Denpasar (ANTARA) - Indonesia Bisa. Itulah "kata kunci" dari nasionalisme yang diwariskan para pendiri negeri ini dari generasi ke generasi.
Buktinya, selama Agustus 2021 menjelang HUT Ke-76 RI pun tercatat "kado manis" yang dipersembahkan putra putri republik ini dari bidang olah raga dan perfilman.
Dari cabang olahraga bulu tangkis, pasangan ganda putri Greysia Polii/Apriyani Rahayu dan tunggal putra Anthony Ginting mampu menorehkan catatan manis di Olimpiade Tokyo 2020.
Lewat perjuangan pasangan ganda putri yang mampu menaklukkan Chen Qing Chen/Jia Yi Fan asal China di partai final, mereka sukses mempersembahkan medali emas bagi Indonesia. Sementara itu, tunggal putra Anthony Ginting meraih medali perunggu.
Secara "head to head", pasangan Chen/Jia dari Negeri Tirai Bambu itu sebetulnya lebih unggul karena mereka merupakan pasangan nomor dua dunia, sedangkan Greysia/Apriyani berada di urutan keenam.
Kedua pasangan itu terakhir kali bertemu di turnamen BWF World Tour Finals 2019. Laga tersebut dimenangkan oleh Chen/Jia. Chen/Jia juga unggul dengan agregat 6-3 dari total sembilan pertemuan mereka dengan Greysia/Apriyani.
Oleh karena itu, Greysia/Apriyani mengaku masih tidak menyangka mereka bisa keluar sebagai juara dan mempersembahkan medali emas untuk Indonesia dalam ajang Olimpiade Tokyo 2020.
Mereka tidak hanya menjadi penyumbang emas pertama bagi tim Merah Putih di Olimpiade Tokyo, tetapi juga tercatat sebagai ganda putri pertama yang meraih medali emas di ajang Olimpiade.
"Sejujurnya saya masih tak menyangka bisa menjadi juara Olimpiade. Kami hanya mencoba menang poin demi poin. Tapi kami juga memang ingin sekali membuat sejarah bagi bulu tangkis Indonesia," kata Greysia, dalam keterangan resmi Komite Olimpiade Indonesia (KOI), 2 Agustus 2021.

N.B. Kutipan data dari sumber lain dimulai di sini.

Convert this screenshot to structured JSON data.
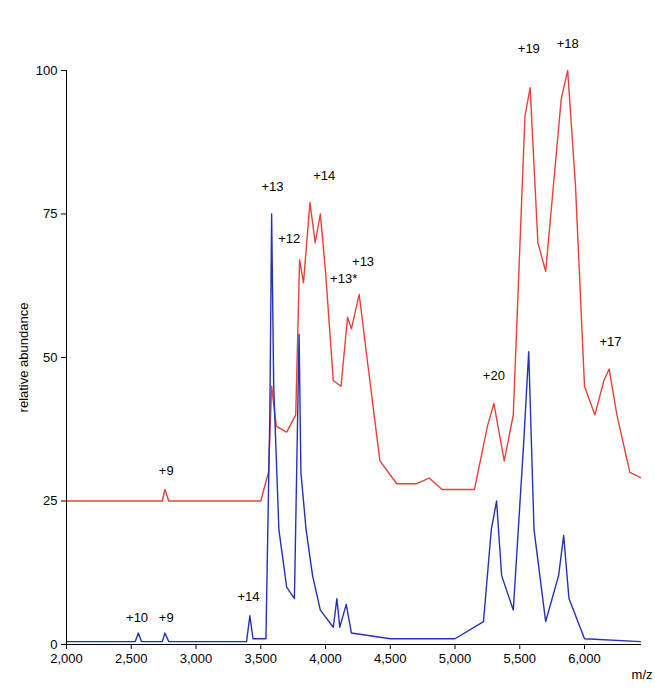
{
  "chart_data": {
    "type": "line",
    "x_label": "m/z",
    "y_label": "relative abundance",
    "xlim": [
      2000,
      6440
    ],
    "xticks": [
      2000,
      2500,
      3000,
      3500,
      4000,
      4500,
      5000,
      5500,
      6000
    ],
    "ylim": [
      0,
      100
    ],
    "yticks": [
      0,
      25,
      50,
      75,
      100
    ],
    "grid": false,
    "series": [
      {
        "color": "#e8413a",
        "x": [
          2000,
          2740,
          2760,
          2790,
          3500,
          3560,
          3584,
          3620,
          3700,
          3770,
          3800,
          3830,
          3880,
          3920,
          3960,
          4000,
          4060,
          4120,
          4170,
          4200,
          4260,
          4320,
          4420,
          4550,
          4700,
          4800,
          4900,
          5150,
          5250,
          5300,
          5380,
          5450,
          5540,
          5580,
          5640,
          5700,
          5820,
          5870,
          5930,
          6000,
          6080,
          6150,
          6190,
          6250,
          6350,
          6440
        ],
        "values": [
          25,
          25,
          27,
          25,
          25,
          30,
          45,
          38,
          37,
          40,
          67,
          63,
          77,
          70,
          75,
          65,
          46,
          45,
          57,
          55,
          61,
          50,
          32,
          28,
          28,
          29,
          27,
          27,
          38,
          42,
          32,
          40,
          92,
          97,
          70,
          65,
          95,
          100,
          80,
          45,
          40,
          46,
          48,
          40,
          30,
          29
        ]
      },
      {
        "color": "#2433b5",
        "x": [
          2000,
          2530,
          2555,
          2580,
          2740,
          2760,
          2790,
          3390,
          3416,
          3440,
          3540,
          3570,
          3584,
          3600,
          3640,
          3700,
          3760,
          3785,
          3796,
          3810,
          3850,
          3900,
          3960,
          4060,
          4088,
          4110,
          4160,
          4200,
          4500,
          5000,
          5220,
          5280,
          5321,
          5360,
          5450,
          5530,
          5569,
          5610,
          5700,
          5800,
          5839,
          5880,
          6000,
          6440
        ],
        "values": [
          0.5,
          0.5,
          2,
          0.5,
          0.5,
          2,
          0.5,
          0.5,
          5,
          1,
          1,
          40,
          75,
          45,
          20,
          10,
          8,
          40,
          54,
          30,
          20,
          12,
          6,
          3,
          8,
          3,
          7,
          2,
          1,
          1,
          4,
          20,
          25,
          12,
          6,
          35,
          51,
          20,
          4,
          12,
          19,
          8,
          1,
          0.5
        ]
      }
    ],
    "annotations": [
      {
        "text": "+9",
        "x": 2770,
        "y": 29.5
      },
      {
        "text": "+12",
        "x": 3720,
        "y": 70
      },
      {
        "text": "+14",
        "x": 3990,
        "y": 81
      },
      {
        "text": "+13*",
        "x": 4140,
        "y": 63
      },
      {
        "text": "+13",
        "x": 4290,
        "y": 66
      },
      {
        "text": "+20",
        "x": 5300,
        "y": 46
      },
      {
        "text": "+19",
        "x": 5570,
        "y": 103
      },
      {
        "text": "+18",
        "x": 5870,
        "y": 104
      },
      {
        "text": "+17",
        "x": 6200,
        "y": 52
      },
      {
        "text": "+10",
        "x": 2545,
        "y": 4
      },
      {
        "text": "+9",
        "x": 2770,
        "y": 4
      },
      {
        "text": "+14",
        "x": 3405,
        "y": 7.5
      },
      {
        "text": "+13",
        "x": 3590,
        "y": 79
      }
    ]
  }
}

Tidak hanya itu, Indonesia juga sukses mengamankan medali kedua dari cabang olahraga bulu tangkis Olimpiade Tokyo 2020 setelah Anthony Sinisuka Ginting memenangi laga penentuan perunggu melawan Kevin Cordon dari Guatemala di Musashino Forest Sport Plaza, 2 Agustus 2021.
Dari dunia seni juga ada catatan manis dengan adanya Film Indonesia berjudul "Seperti Dendam, Rindu Harus Dibayar Tuntas" atau "Vengeance Is Mine, All Others Pay Cash" (2020) yang mencetak "sejarah" dalam festival bergengsi Eropa.

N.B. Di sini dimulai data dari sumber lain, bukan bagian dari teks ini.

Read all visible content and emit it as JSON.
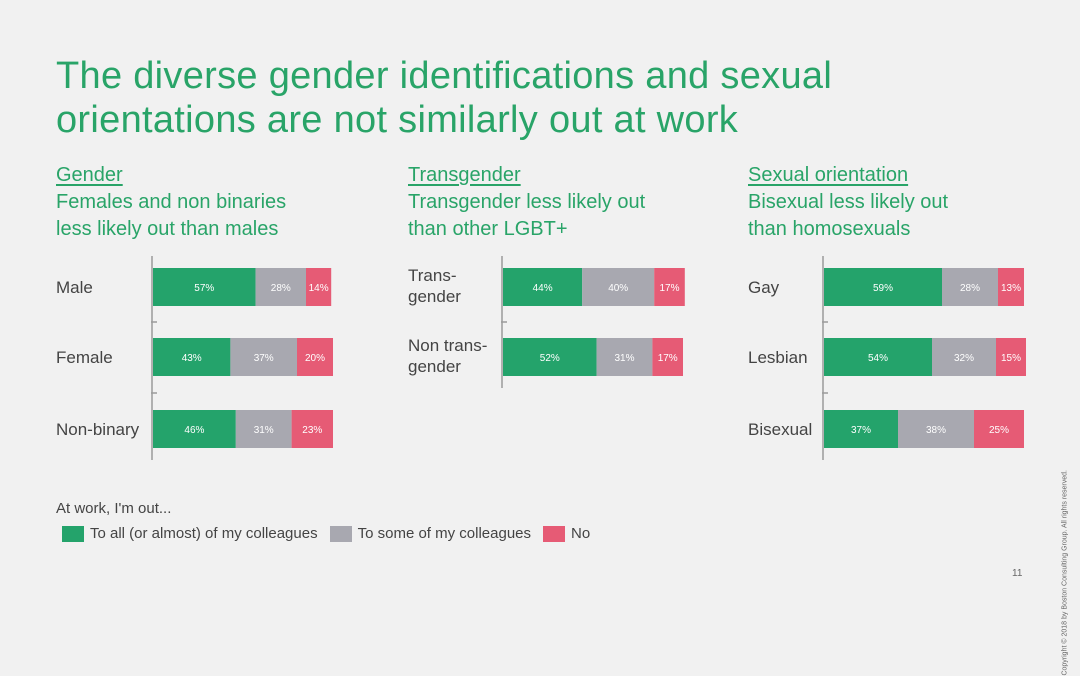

Film garapan Edwin itu berhasil membawa pulang Golden Leopard, hadiah utama dari sesi kompetisi internasional (Concorso Internazionale) yang diadakan oleh Locarno International Film Festival 2021.
Dikutip dari keterangan resmi pada Minggu (15/8), penghargaan ini merupakan catatan spesial karena Edwin merupakan orang Indonesia pertama yang memenangkan Golden Leopard, penghargaan tertinggi yang pernah dimenangkan oleh sutradara kaliber dunia seperti Stanley Kubrick, Mike Leigh, Jafar Panahi, dan Jim Jarmusch.
Selain itu, dalam lima tahun terakhir, baru kali ini film panjang Indonesia memenangkan hadiah utama di festival bergengsi Eropa.
"Penghargaan Golden Leopard ini semacam vaksin, 'booster' (penguat), atau vitamin yang diharapkan mampu menguatkan kembali film Indonesia dan segenap jiwa raga pecinta film Indonesia di manapun mereka berada," kata Edwin.
Diputar empat kali di Locarno International Film Festival 2021, film yang diadaptasi dari novel Eka Kurniawan dengan dibintangi oleh Marthino Lio (berperan sebagai Ajo Kawir), Ladya Cheryl (Iteung), Reza Rahadian (Budi Baik), Ratu Felisha (Jelita), dan Sal Priadi (Tokek) itu, disambut meriah oleh para penonton dan kritikus internasional.
Locarno Film Festival merupakan ajang film tahunan yang digelar setiap Agustus di Locarno, Swiss. Tahun ini adalah edisi ke-74 sejak didirikan pertama tahun 1946, menjadikannya salah satu festival film tertua di dunia. Terakhir kali pada 2019, film sutradara veteran Pedro Costa "Vitalina Varela" memenangkan Golden Leopard dalam gelaran bergengsi ini.
Berikutnya, film "Seperti Dendam, Rindu Harus Dibayar Tuntas" akan berpartisipasi pula di program Contemporary World Cinema, Toronto International Film Festival 2021. Di industri film Amerika, festival ini dianggap sebagai salah satu tolak ukur sebuah film untuk mendapatkan Oscar. Tahun ini, festival film bergengsi tersebut akan berlangsung pada 9-18 September 2021.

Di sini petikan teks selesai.